WOW…SO glad you are okay. I don’t know if it happens to all, but it did happen to me. I was not yet on a pump and cgm and was deep into hypoglycemic unawareness…something I was not familiar with at that point. My one kitteh that always seemed to recognize lows woke me up standing on my chest. The reptilian part of my fogged over brain dragged me out of bed to head for the kitchen. I fell about 5 steps from the bed, just in front of the bedroom door. I started seizing as I tried to get up. I was half sitting up, leaned against a litter box and I could see my body convulsing and while I knew what was happening, there was absolutely nothing I could do to stop it. I was terrified. What if it killed me? My brain was exploding with fearful thoughts as the seizure raged. Then as fast as it started, it stopped. I really can’t say how long it lasted, but I felt like an old steam locomotive had run over me. I crawled to the kitchen so I could cram food in my face. After that I went after my uncooperative insurance company full force. Got my pump and Dexcom approval very shortly after that. I told my sister about it as she is an RN, but never did tell my parents. At their ages, they don’t need to have more to worry about.
Wow, so glad you were able to get to the kitchen! These seizures are scary, but for me, really only after I recover and realize what a close call it was! I am so glad you got on the CGM!
Pre-cgm, I’ve had my fair share, took a week’s worth of good sleep to recover, the lesson I learned is that larger or repeated humalog doses can stay in the system a bit longer than one would think, outdoor exercise is a good way to recover and increase clarity in these scenarios.
Slightly off-topic from a type 2 on MDI. Early on when I started MDI, I accidentally injected Humalog instead of Lantus. This was a massive dose on top of the bolus done a hour earlier.
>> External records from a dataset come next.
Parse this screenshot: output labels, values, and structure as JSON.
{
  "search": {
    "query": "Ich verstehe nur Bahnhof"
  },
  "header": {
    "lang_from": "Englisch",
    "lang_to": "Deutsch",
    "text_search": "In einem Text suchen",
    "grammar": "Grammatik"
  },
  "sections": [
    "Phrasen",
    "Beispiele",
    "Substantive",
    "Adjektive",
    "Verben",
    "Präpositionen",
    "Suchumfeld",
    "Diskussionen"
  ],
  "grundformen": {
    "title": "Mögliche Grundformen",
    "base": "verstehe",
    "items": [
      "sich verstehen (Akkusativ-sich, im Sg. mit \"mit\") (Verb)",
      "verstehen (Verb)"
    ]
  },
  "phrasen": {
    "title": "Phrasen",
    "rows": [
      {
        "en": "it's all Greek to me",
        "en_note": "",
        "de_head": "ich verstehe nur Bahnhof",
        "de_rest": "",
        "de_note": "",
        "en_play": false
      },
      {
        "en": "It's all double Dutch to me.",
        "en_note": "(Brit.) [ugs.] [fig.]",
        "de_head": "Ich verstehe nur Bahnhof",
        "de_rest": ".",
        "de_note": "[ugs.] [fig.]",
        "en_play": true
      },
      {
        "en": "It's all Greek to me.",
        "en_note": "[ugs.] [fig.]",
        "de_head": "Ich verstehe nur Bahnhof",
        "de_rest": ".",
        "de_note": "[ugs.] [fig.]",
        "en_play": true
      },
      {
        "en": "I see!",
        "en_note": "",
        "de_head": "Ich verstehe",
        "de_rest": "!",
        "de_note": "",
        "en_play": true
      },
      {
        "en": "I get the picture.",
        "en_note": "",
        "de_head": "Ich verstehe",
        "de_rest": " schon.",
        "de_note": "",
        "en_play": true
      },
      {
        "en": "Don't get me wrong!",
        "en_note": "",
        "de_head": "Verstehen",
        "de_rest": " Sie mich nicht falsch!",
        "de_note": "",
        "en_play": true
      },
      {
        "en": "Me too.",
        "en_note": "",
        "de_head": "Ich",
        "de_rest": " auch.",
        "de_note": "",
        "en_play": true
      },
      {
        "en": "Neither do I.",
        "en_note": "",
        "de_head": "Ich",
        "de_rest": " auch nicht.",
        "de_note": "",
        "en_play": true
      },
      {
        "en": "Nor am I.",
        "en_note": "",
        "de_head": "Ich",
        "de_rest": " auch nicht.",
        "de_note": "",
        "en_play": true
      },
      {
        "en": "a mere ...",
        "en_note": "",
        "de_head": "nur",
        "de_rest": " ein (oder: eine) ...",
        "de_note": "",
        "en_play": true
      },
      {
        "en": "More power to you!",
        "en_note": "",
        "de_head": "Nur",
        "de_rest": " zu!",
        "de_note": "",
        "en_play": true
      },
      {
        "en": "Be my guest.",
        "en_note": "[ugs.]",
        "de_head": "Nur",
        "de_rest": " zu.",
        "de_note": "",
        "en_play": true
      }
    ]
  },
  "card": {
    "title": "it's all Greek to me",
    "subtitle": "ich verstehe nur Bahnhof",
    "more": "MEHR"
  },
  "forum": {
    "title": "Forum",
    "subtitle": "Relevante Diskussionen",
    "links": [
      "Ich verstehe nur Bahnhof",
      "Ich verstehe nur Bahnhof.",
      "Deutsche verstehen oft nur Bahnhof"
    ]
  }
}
I didn’t panic. I didn’t have the Dexcom yet so I was finger sticking every 45 minutes or so. I ate banana nut bread before BG fell, and I forget what else. When the Humalog levels dropped My BG began rising. It was 1 o’clock in the morning. I pulled on a jacket and walked for about an hour until things were more normal. I don’t remember if or when I ever injected the Lantus.
I find that exercise works well if BG isn’t super high. I have a thing called a DeskCycle that I can spin on in front of the TV. 30 minutes of fast easy spinning will drop my BG starting around 20 minutes in. It is easier to regulate than a correction bolus,
@CarlosLuis Did we exchange about this type event? Shortly after dx, I was keeping my Lantus and Novolog in the same drawer/kit. Sure enough picked up the Novolog and shot myself with 14 units, vice the intended Lantus! Realized I was holding a blue flexpen, vice gray, immediately; the wife and I spent the next few hours downstairs with me eating pretty much whatever I wanted! Started keeping my pens well separated after that!
When I was on MDI, I used to keep my Humalog as a pen, but since I only used Lantus once a day I kept that in vial form in the refrigerator. I had heard of Type 1’s grabbing the wrong pen so I figured it was safer to keep it that way. But yea, I have heard of lots of people doing that.